E. L. McKone1, C. N. Day2, P. J. Dizona3, H. J. Gunn4, T. G. Smith1, A. E. Garda1, K. S. Corbin1, and R. Phillips1; 1Department of Radiation Oncology, Mayo Clinic, Rochester, MN, 2Department of Biomedical Statistics and Informatics, Mayo Clinic, Rochester, MN, 3Department of Clinical Trials and Biostatistics, Mayo Clinic, Rochester, MN, 4Department of Quantitative Health Sciences, Mayo Clinic, Rochester, MN
Purpose/Objective(s): Professional role misidentification in medicine can cause psychological burden and work stress. Studies show “Doctor” badges for resident physicians can reduce role misidentification and perception of gender bias but may have unintended effects, such as reinforcing negative hierarchical sentiments. “Doctor” badges were mandated for all residents and optional for other physicians at our institution. We evaluated the impact within our department on culture, quality of life (QOL), and work. Materials/
Methods: Department staff were invited to anonymously participate in 2 identical IRB-approved surveys, distributed before and after “Doctor” badges. No other role badges were available. Pre- and post-survey responses were paired using respondent-generated unique identifiers. Exploratory statistical analyses for Likert questions across time and role with no adjustment for multiplicity were performed with p<0.05 considered significant. A shift by =2 Likert points for paired responses defined a change. Natural language processing methods were used to analyze free-text comments. Results: 326 total responses were sorted by clinical (n=175/326) or non-clinical job role (n=151/326).

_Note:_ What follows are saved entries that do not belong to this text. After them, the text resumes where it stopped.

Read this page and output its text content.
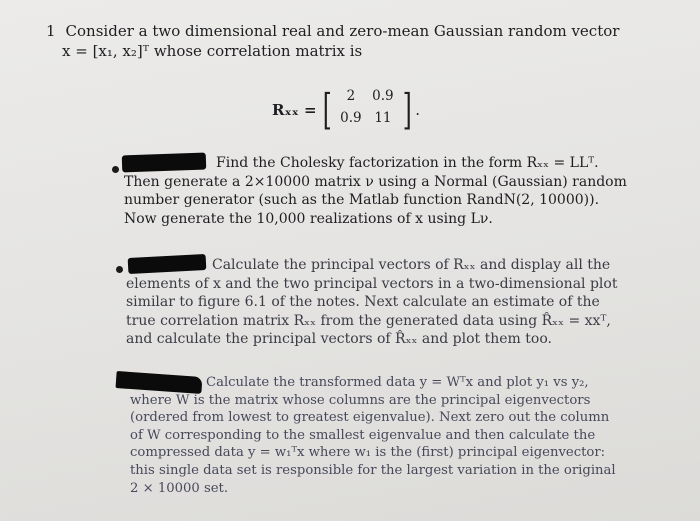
1 Consider a two dimensional real and zero-mean Gaussian random vector
x = [x₁, x₂]ᵀ whose correlation matrix is
Rₓₓ = [	2	0.9
0.9 11 ] .
Find the Cholesky factorization in the form Rₓₓ = LLᵀ.
Then generate a 2×10000 matrix ν using a Normal (Gaussian) random
number generator (such as the Matlab function RandN(2, 10000)).
Now generate the 10,000 realizations of x using Lν.
Calculate the principal vectors of Rₓₓ and display all the
elements of x and the two principal vectors in a two-dimensional plot
similar to figure 6.1 of the notes. Next calculate an estimate of the
true correlation matrix Rₓₓ from the generated data using R̂ₓₓ = xxᵀ,
and calculate the principal vectors of R̂ₓₓ and plot them too.
Calculate the transformed data y = Wᵀx and plot y₁ vs y₂,
where W is the matrix whose columns are the principal eigenvectors
(ordered from lowest to greatest eigenvalue). Next zero out the column
of W corresponding to the smallest eigenvalue and then calculate the
compressed data y = w₁ᵀx where w₁ is the (first) principal eigenvector:
this single data set is responsible for the largest variation in the original
2 × 10000 set.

At least 6 resident and 4 staff physicians wore badges during study (n=10/50). Respondents to all surveys (n=326) agreed (61.2-65.4%) their job role is clearly identified. However, all somewhat agreed with misidentification by patients (31.3-42.3%) but not co-workers. Clinical staff were more affected than non-clinical staff on both surveys (60.9-66.7% vs. 37.7-43.3% agree, p<0.05), except physicians who strongly disagree to misidentification by patients (40.5-45.8%). Most nurses, advanced practice providers, and physicians agreedthat appropriate workplace identification (ID) positively impacts their QOL or work. Respondents to all surveys agreed (55.8-60.3%) badges for all roles would have a positive impact, except physicists who were neutral. Clinical (n=49/78, 62.8%) and non-clinical (n=29/78, 37.2%) roles among paired responses were compared. Clinical staff agree appropriate role ID positively impacts QOL, while non-clinical staff are neutral or disagree (p<0.05). Clinical staff disagreed with positive impact of physician-only (PO) badges while non-clinical staff somewhat agree or are neutral (p<0.05). No significant changes in paired responses were seen after intervention. Sentiment analysis on 93 comments from both surveys using the Jockers-Rinker dictionary found average sentiment increased from negative to positive for the clinical group and remained positive for the non-clinical group. Conclusion: Appropriaterole ID impacts the QOL or work for clinical staff. PO badges had a neutral to positive impact in our department. Role badges for all clinical roles may be of value. We are exploring best practices for departmental implementation of visible role identifiers to maximize positive effects on staff wellbeing and mitigate negative consequences.